Он в совершеннейшем изумлении покачивает головой.
Назад на Глэсье-Уэй мы возвращаемся в молчании, Херб едет рядом со мной в серебристом кресле. Все запуталось, а почему, я точно сказать не могу. Возможно, я действую ему на нервы. Иногда человек, поняв, что спортивные журналисты – это просто мужчины или просто женщины, берет да и обижается. (Людям часто хочется, чтобы другие были лучше, чем они сами.) А в таких обстоятельствах просто невозможно внести или хотя бы честно попытаться внести какую-то свою лепту. Они, по правде сказать, вызывают в тебе желание припуститься бегом за лекарствами в какую-нибудь аптеку, которых в Нью-Джерси предостаточно.
– А о футболе мы почти и не поговорили, – задумчиво отмечает Херб. Он уже здрав и глубокомыслен, как старый баптист.
– Я так понимаю, ты о нем много и не думаешь, Херб.
– Мне действительно кажется, что он не имеет смысла, Фрэнк. Теперь я верю, что футбол был подготовкой – и довольно дрянной – к настоящей жизни.
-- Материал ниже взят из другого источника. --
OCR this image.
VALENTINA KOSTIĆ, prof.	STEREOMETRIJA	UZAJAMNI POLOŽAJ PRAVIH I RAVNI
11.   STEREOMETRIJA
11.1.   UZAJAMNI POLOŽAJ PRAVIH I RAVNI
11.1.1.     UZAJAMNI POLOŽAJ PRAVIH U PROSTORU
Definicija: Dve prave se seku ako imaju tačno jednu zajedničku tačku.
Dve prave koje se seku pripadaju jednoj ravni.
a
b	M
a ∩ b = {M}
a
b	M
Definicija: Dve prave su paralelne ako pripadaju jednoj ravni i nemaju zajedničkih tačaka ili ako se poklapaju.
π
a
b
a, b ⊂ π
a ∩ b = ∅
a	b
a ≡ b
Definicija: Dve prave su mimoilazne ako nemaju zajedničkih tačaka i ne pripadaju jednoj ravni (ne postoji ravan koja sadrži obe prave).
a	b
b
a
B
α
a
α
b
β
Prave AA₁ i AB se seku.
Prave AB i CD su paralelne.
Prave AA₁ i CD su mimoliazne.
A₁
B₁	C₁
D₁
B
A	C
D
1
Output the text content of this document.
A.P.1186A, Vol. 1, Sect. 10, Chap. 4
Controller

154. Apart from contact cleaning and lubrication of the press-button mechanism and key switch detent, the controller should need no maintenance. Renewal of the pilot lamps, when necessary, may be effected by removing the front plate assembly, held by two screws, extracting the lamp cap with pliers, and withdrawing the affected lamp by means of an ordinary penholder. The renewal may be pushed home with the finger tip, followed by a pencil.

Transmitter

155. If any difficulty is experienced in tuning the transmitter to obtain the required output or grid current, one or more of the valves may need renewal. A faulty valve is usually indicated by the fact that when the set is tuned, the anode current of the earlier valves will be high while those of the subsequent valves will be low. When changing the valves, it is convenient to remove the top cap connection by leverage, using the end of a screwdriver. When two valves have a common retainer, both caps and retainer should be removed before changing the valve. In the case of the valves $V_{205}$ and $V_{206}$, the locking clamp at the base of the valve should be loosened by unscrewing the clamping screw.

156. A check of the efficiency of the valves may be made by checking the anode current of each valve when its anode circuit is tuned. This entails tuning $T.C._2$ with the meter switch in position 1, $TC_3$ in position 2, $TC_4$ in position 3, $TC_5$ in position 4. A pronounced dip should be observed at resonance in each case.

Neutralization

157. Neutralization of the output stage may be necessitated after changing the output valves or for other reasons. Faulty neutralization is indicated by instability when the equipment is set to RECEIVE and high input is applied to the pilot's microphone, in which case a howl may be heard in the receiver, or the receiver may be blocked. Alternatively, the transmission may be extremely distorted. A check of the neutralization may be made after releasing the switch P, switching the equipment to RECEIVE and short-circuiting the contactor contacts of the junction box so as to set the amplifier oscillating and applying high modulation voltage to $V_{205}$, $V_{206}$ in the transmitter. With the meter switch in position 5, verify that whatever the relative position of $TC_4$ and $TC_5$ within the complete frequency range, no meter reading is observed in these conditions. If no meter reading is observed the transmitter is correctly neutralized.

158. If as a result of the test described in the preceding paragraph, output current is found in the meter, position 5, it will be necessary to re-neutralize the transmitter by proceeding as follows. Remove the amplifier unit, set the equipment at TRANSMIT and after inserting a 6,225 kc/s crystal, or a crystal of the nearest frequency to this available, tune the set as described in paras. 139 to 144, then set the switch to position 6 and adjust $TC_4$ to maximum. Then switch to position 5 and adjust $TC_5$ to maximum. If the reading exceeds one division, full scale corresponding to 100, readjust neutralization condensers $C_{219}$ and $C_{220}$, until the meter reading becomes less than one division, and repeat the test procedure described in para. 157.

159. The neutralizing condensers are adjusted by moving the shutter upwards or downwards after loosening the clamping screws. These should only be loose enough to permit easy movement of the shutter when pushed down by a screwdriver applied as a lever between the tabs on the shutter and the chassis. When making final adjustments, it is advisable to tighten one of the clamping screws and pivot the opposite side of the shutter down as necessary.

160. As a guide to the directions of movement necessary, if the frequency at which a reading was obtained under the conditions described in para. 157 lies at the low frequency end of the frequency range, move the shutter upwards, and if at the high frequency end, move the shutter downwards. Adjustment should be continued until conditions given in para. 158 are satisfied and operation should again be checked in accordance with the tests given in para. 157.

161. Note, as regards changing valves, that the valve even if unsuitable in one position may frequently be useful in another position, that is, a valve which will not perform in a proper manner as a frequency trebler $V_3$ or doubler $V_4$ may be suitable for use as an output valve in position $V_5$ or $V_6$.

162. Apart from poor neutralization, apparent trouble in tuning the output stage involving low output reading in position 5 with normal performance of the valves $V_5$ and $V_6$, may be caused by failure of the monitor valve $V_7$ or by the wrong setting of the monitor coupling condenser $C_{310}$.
– И все же я полагаю, он дает какие-то уроки. Уроки стойкости. Взаимодействия. Товарищества. В таком роде.
– Забудь об этой херне, Фрэнк. Я получил в мое распоряжение остаток жизни, остается только понять, как им распорядиться. У меня большие планы. А спорт – всего лишь воспоминание.
– Ты говоришь о юридической школе и прочем?
Херб кивает, совершенно как гробовщик:
– Вот именно.
– Ты очень храбрый человек, Херб. Я думаю, жить, как живешь ты, это требует храбрости.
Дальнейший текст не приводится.